O Conselho Nacional de Política Energética (CNPE) aprovou nesta terça-feira (14) o aumento temporário do percentual obrigatório de etanol anidro misturado à gasolina, que passa de 30% para 32% (E32) em todo o país. A medida terá validade inicial de 180 dias, com possibilidade de prorrogação por mais seis meses, e faz parte da estratégia do governo federal para reduzir a dependência de combustíveis fósseis importados e ampliar o uso de biocombustíveis produzidos no Brasil.
Segundo o Ministério de Minas e Energia, a mudança permitirá que o país deixe de importar cerca de 900 milhões de litros de gasolina por ano, fortalecendo a segurança energética nacional em um cenário de instabilidade no mercado internacional de petróleo. A decisão também busca aumentar a participação dos combustíveis renováveis na matriz energética brasileira.
Antes da aprovação, a nova composição foi submetida a testes técnicos realizados pelo Instituto Mauá de Tecnologia. Os estudos indicaram que a mistura de 32% de etanol pode ser utilizada em veículos leves e motocicletas sem prejuízos relevantes ao desempenho, ao consumo de combustível ou à dirigibilidade, inclusive em modelos movidos exclusivamente a gasolina. Paralelamente, o governo já avalia a viabilidade de uma futura mistura com 35% de etanol (E35), observando os efeitos de longo prazo sobre motores e componentes automotivos.
O que muda para Alagoas
A decisão tem peso especial para Alagoas, um dos principais produtores de cana-de-açúcar e etanol do Nordeste. O estado possui uma cadeia sucroenergética que movimenta milhares de empregos diretos e indiretos, além de desempenhar papel importante nas exportações e no abastecimento do mercado interno.
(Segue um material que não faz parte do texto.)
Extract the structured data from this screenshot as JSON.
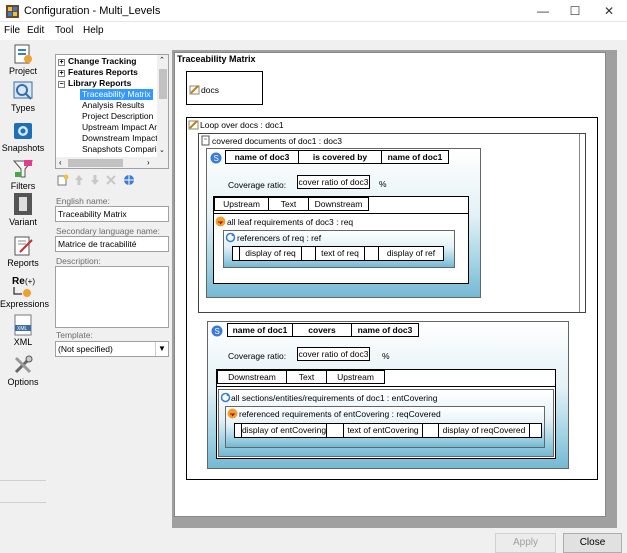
{
  "window": {
    "title": "Configuration - Multi_Levels",
    "controls": {
      "minimize": "—",
      "maximize": "☐",
      "close": "✕"
    }
  },
  "menu": [
    "File",
    "Edit",
    "Tool",
    "Help"
  ],
  "toolbar": [
    {
      "label": "Project",
      "icon": "project-icon"
    },
    {
      "label": "Types",
      "icon": "types-icon"
    },
    {
      "label": "Snapshots",
      "icon": "snapshots-icon"
    },
    {
      "label": "Filters",
      "icon": "filters-icon"
    },
    {
      "label": "Variant",
      "icon": "variant-icon"
    },
    {
      "label": "Reports",
      "icon": "reports-icon"
    },
    {
      "label": "Expressions",
      "icon": "expressions-icon"
    },
    {
      "label": "XML",
      "icon": "xml-icon"
    },
    {
      "label": "Options",
      "icon": "options-icon"
    }
  ],
  "tree": {
    "items": [
      {
        "label": "Change Tracking",
        "level": 0,
        "expander": "+",
        "bold": true
      },
      {
        "label": "Features Reports",
        "level": 0,
        "expander": "+",
        "bold": true
      },
      {
        "label": "Library Reports",
        "level": 0,
        "expander": "−",
        "bold": true
      },
      {
        "label": "Traceability Matrix",
        "level": 1,
        "selected": true
      },
      {
        "label": "Analysis Results",
        "level": 1
      },
      {
        "label": "Project Description",
        "level": 1
      },
      {
        "label": "Upstream Impact An",
        "level": 1
      },
      {
        "label": "Downstream Impact",
        "level": 1
      },
      {
        "label": "Snapshots Comparis",
        "level": 1
      }
    ]
  },
  "properties": {
    "english_label": "English name:",
    "english_value": "Traceability Matrix",
    "secondary_label": "Secondary language name:",
    "secondary_value": "Matrice de tracabilité",
    "description_label": "Description:",
    "description_value": "",
    "template_label": "Template:",
    "template_value": "(Not specified)"
  },
  "canvas": {
    "title": "Traceability Matrix",
    "docs_label": "docs",
    "loop_label": "Loop over docs : doc1",
    "covered_label": "covered documents of doc1 : doc3",
    "block1": {
      "header": [
        "name of doc3",
        "is covered by",
        "name of doc1"
      ],
      "coverage_label": "Coverage ratio:",
      "coverage_value": "cover ratio of doc3",
      "percent": "%",
      "tabs": [
        "Upstream",
        "Text",
        "Downstream"
      ],
      "loop1_label": "all leaf requirements of doc3 : req",
      "loop2_label": "referencers of req : ref",
      "row": [
        "display of req",
        "text of req",
        "display of ref"
      ]
    },
    "block2": {
      "header": [
        "name of doc1",
        "covers",
        "name of doc3"
      ],
      "coverage_label": "Coverage ratio:",
      "coverage_value": "cover ratio of doc3",
      "percent": "%",
      "tabs": [
        "Downstream",
        "Text",
        "Upstream"
      ],
      "loop1_label": "all sections/entities/requirements of doc1 : entCovering",
      "loop2_label": "referenced requirements of entCovering : reqCovered",
      "row": [
        "display of entCovering",
        "text of entCovering",
        "display of reqCovered"
      ]
    }
  },
  "buttons": {
    "apply": "Apply",
    "close": "Close"
  }
}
Com o aumento da demanda por etanol anidro, especialistas avaliam que usinas alagoanas podem ser beneficiadas pelo aquecimento do setor, com possibilidade de incremento na produção e fortalecimento da indústria canavieira. O cenário também tende a estimular investimentos em tecnologia e eficiência produtiva, reforçando a competitividade do estado no mercado nacional de biocombustíveis.
Consumidor pode sentir reflexos
Embora o percentual de etanol na gasolina aumente, especialistas afirmam que o impacto para os motoristas deve ser limitado. Como o etanol costuma ter custo inferior ao da gasolina pura, a medida pode ajudar a reduzir a pressão sobre os preços nas refinarias e diminuir a exposição do Brasil às oscilações do mercado internacional de petróleo.
Entretanto, o efeito nas bombas dependerá de fatores como o preço do etanol produzido no país, a cotação internacional do petróleo, o câmbio e a política comercial das distribuidoras e postos de combustíveis.
Combate a fraudes
Na mesma reunião, o CNPE também aprovou novas diretrizes para reforçar o combate à adulteração de combustíveis e às fraudes no setor. A resolução fortalece as ações de fiscalização da Agência Nacional do Petróleo, Gás Natural e Biocombustíveis (ANP), com foco na proteção dos consumidores, na preservação da concorrência e na garantia do abastecimento nacional.
Repercussão
Representantes do setor sucroenergético receberam a decisão de forma positiva, destacando que o aumento da mistura fortalece a produção nacional de etanol, reduz a necessidade de importação de gasolina e amplia a participação dos combustíveis renováveis na matriz energética brasileira.
Para economistas, a medida também representa um passo importante para diminuir a vulnerabilidade do país às crises internacionais que afetam o mercado de petróleo, além de incentivar uma matriz energética mais limpa e sustentável.